I am fairly new to using Google's Colab as my go-to tool for ML.

In my experiments, I have to use the 'notMNIST' dataset, and I have set the 'notMNIST' data as notMNIST.pickle in my Google Drive under a folder called as Data.

Having said this, I want to access this '.pickle' file in my Google Colab so that I can use this data.

Is there a way I can access it?

I have read the documentation and some questions on StackOverflow, but they speak about Uploading, Downloading files and/or dealing with 'Sheets'.

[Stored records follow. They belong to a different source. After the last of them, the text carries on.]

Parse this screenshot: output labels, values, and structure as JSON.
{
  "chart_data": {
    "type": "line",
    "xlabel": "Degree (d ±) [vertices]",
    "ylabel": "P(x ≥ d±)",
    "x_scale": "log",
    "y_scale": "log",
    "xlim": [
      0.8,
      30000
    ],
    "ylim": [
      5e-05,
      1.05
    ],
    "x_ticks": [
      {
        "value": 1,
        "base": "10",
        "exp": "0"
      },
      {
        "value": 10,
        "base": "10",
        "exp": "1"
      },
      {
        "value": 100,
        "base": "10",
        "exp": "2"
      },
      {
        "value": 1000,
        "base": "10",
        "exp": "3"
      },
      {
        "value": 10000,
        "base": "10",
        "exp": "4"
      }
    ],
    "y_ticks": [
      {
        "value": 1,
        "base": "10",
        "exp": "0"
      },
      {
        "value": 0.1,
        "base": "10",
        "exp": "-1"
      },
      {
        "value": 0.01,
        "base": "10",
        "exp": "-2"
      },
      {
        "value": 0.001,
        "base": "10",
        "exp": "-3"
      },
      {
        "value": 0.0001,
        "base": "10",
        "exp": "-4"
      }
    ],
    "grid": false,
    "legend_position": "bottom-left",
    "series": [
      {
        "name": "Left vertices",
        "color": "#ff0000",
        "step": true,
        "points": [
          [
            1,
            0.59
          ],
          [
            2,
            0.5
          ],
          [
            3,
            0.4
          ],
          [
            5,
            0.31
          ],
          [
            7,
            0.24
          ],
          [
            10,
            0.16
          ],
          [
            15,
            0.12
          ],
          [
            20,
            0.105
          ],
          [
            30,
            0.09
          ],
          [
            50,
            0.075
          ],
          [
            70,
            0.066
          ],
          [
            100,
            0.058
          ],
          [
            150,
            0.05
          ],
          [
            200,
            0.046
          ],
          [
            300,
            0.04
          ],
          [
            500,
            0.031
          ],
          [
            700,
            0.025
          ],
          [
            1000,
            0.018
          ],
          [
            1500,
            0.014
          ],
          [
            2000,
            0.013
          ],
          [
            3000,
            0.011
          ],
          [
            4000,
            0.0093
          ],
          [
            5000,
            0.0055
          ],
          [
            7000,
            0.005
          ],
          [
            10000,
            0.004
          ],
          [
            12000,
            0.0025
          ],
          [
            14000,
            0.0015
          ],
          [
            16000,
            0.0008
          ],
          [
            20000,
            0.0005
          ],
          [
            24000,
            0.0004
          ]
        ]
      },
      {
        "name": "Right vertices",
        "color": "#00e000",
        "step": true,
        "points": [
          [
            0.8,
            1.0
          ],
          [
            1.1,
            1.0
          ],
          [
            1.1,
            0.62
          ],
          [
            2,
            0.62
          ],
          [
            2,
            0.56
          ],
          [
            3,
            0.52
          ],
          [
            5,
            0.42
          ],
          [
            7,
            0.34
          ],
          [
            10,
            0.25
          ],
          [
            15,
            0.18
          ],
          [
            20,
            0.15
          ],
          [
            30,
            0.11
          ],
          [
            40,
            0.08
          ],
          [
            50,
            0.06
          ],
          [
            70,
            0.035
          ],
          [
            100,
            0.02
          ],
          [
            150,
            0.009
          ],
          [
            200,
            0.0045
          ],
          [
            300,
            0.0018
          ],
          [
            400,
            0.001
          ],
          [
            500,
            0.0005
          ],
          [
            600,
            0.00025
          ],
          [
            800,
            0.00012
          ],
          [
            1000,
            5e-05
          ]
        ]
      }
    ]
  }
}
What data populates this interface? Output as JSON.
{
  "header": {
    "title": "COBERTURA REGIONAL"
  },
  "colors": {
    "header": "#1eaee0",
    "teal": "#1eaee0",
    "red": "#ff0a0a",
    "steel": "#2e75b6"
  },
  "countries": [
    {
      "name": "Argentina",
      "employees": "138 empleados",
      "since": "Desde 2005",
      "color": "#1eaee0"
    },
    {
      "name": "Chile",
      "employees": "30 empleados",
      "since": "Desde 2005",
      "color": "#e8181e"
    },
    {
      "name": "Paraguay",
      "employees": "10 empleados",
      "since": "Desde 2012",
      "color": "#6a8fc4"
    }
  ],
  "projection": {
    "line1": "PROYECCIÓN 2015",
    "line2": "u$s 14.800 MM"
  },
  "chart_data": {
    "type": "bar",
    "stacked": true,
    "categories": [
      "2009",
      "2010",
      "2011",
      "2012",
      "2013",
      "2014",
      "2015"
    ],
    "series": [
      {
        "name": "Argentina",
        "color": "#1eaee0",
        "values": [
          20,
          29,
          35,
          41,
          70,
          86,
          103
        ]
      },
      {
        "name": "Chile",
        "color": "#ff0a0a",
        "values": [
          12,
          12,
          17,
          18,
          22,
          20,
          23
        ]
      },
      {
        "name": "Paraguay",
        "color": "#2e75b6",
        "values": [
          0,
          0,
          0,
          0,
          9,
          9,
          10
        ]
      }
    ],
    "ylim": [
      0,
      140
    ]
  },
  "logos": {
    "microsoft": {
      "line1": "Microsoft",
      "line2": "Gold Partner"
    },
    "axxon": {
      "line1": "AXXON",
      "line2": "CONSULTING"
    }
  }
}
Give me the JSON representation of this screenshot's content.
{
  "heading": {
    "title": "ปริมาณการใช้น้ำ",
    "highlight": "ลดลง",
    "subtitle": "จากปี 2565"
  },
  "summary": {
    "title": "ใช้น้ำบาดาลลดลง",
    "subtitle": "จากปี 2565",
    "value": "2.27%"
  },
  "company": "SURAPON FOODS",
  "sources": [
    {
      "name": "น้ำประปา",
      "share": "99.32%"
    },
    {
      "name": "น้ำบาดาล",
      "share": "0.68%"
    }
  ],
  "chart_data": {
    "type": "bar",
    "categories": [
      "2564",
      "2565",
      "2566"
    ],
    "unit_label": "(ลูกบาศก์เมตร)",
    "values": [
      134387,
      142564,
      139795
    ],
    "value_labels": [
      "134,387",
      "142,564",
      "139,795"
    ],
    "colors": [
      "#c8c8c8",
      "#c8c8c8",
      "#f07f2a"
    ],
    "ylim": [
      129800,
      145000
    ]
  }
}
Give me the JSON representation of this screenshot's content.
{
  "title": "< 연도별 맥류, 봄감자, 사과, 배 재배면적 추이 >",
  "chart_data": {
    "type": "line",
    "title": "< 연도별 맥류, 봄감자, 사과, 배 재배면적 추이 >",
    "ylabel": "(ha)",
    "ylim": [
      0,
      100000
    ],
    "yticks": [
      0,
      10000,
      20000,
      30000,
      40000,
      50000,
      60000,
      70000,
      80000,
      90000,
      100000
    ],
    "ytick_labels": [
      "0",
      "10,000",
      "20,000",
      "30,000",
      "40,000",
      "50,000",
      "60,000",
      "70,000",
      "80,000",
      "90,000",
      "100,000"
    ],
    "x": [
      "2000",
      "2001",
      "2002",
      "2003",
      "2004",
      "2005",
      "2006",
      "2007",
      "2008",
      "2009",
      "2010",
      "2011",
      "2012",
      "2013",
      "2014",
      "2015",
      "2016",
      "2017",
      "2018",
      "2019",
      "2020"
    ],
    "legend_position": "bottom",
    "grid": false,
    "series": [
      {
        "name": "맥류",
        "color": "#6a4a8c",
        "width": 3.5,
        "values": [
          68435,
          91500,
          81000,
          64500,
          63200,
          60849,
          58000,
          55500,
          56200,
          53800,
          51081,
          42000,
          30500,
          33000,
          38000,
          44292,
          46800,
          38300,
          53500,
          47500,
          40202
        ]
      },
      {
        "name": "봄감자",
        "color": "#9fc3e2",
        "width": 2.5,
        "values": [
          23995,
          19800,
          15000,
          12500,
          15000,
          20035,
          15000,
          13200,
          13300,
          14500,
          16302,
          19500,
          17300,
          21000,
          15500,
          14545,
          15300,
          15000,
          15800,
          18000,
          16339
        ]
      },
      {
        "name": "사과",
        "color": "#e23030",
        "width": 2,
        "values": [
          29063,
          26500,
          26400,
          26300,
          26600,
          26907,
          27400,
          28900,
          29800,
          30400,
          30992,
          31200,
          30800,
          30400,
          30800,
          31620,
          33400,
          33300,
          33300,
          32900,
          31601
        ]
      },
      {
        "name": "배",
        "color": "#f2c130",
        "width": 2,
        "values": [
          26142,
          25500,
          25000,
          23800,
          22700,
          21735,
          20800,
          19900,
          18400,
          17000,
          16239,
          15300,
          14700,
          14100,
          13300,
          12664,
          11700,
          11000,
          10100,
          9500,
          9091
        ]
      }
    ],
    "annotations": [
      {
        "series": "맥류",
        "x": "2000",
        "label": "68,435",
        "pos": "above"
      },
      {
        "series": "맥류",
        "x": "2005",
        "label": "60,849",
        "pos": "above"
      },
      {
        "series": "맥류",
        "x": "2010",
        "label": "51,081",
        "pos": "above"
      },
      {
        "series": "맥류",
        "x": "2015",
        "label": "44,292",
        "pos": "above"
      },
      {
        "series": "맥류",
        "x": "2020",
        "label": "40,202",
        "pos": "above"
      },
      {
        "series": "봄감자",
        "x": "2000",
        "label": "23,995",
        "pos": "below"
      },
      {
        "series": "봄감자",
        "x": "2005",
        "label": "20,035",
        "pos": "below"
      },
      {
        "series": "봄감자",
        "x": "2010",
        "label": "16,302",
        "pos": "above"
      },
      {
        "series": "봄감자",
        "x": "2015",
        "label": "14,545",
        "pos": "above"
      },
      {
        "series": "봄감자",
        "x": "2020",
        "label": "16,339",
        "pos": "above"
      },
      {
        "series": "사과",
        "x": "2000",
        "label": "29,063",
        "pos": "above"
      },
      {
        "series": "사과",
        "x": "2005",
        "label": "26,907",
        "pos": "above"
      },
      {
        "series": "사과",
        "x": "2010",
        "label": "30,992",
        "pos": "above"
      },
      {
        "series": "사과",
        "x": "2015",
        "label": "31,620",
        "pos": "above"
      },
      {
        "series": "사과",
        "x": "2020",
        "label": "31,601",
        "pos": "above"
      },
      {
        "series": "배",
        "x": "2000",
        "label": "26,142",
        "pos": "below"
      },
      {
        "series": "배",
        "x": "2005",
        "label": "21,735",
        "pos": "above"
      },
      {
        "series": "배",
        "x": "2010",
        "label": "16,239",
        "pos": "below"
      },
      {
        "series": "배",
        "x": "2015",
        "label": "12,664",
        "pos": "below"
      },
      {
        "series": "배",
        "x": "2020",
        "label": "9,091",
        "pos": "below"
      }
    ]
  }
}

However, what I want is to load the notMNIST.pickle file in the environment and use it for further processing.

Any help will be appreciated.

Thanks !

Adhish Thite
  • 463
  • 2
  • 5
  • 20

4 Answers4

8

You can try the following:

import pickle
drive.mount('/content/drive')
DATA_PATH = "/content/drive/Data"
infile = open(DATA_PATH+'/notMNIST.pickle','rb')
best_model2 = pickle.load(infile)
Bert Carremans
  • 1,623
  • 4
  • 23
  • 47
2

The data in Google Drive resides in a cloud and in colaboratory Google provides a personal linux virtual machine on which your notebooks will run.so you need to download from google drive to your colaboratory virtual machine and use it. you can follow this download tutorial

Poorna Prudhvi
  • 711
  • 7
  • 22
2

Thanks, guys, for your answers. Google Colab has quickly grown into a more mature development environment, and my most favorite feature is the 'Files' tab.

We can easily upload the model to the folder we want and access it as if it were on a local machine.

This solves the issue.

Thanks.

Adhish Thite
  • 463
  • 2
  • 5
  • 20
1

You can use pydrive for that. First, you need to find the ID of your file.

# Install the PyDrive wrapper & import libraries.
# This only needs to be done once per notebook.
!pip install -U -q PyDrive
from pydrive.auth import GoogleAuth
from pydrive.drive import GoogleDrive
from google.colab import auth
from oauth2client.client import GoogleCredentials

# Authenticate and create the PyDrive client.
# This only needs to be done once per notebook.
auth.authenticate_user()
gauth = GoogleAuth()
gauth.credentials = GoogleCredentials.get_application_default()
drive = GoogleDrive(gauth)

# Download a file based on its file ID.
#
# A file ID looks like: laggVyWshwcyP6kEI-y_W3P8D26sz
listed = drive.ListFile({'q': "title contains '.pkl' and 'root' in parents"}).GetList()
for file in listed:
    print('title {}, id {}'.format(file['title'], file['id']))

You can then load the file using the following code:

from googleapiclient.discovery import build
drive_service = build('drive', 'v3')

import io
import pickle
from googleapiclient.http import MediaIoBaseDownload

file_id = 'laggVyWshwcyP6kEI-y_W3P8D26sz'

request = drive_service.files().get_media(fileId=file_id)
downloaded = io.BytesIO()
downloader = MediaIoBaseDownload(downloaded, request)
done = False
while done is False:
    # _ is a placeholder for a progress object that we ignore.
    # (Our file is small, so we skip reporting progress.)
    _, done = downloader.next_chunk()

downloaded.seek(0)
f = pickle.load(downloaded)
aliakbars
  • 51
  • 3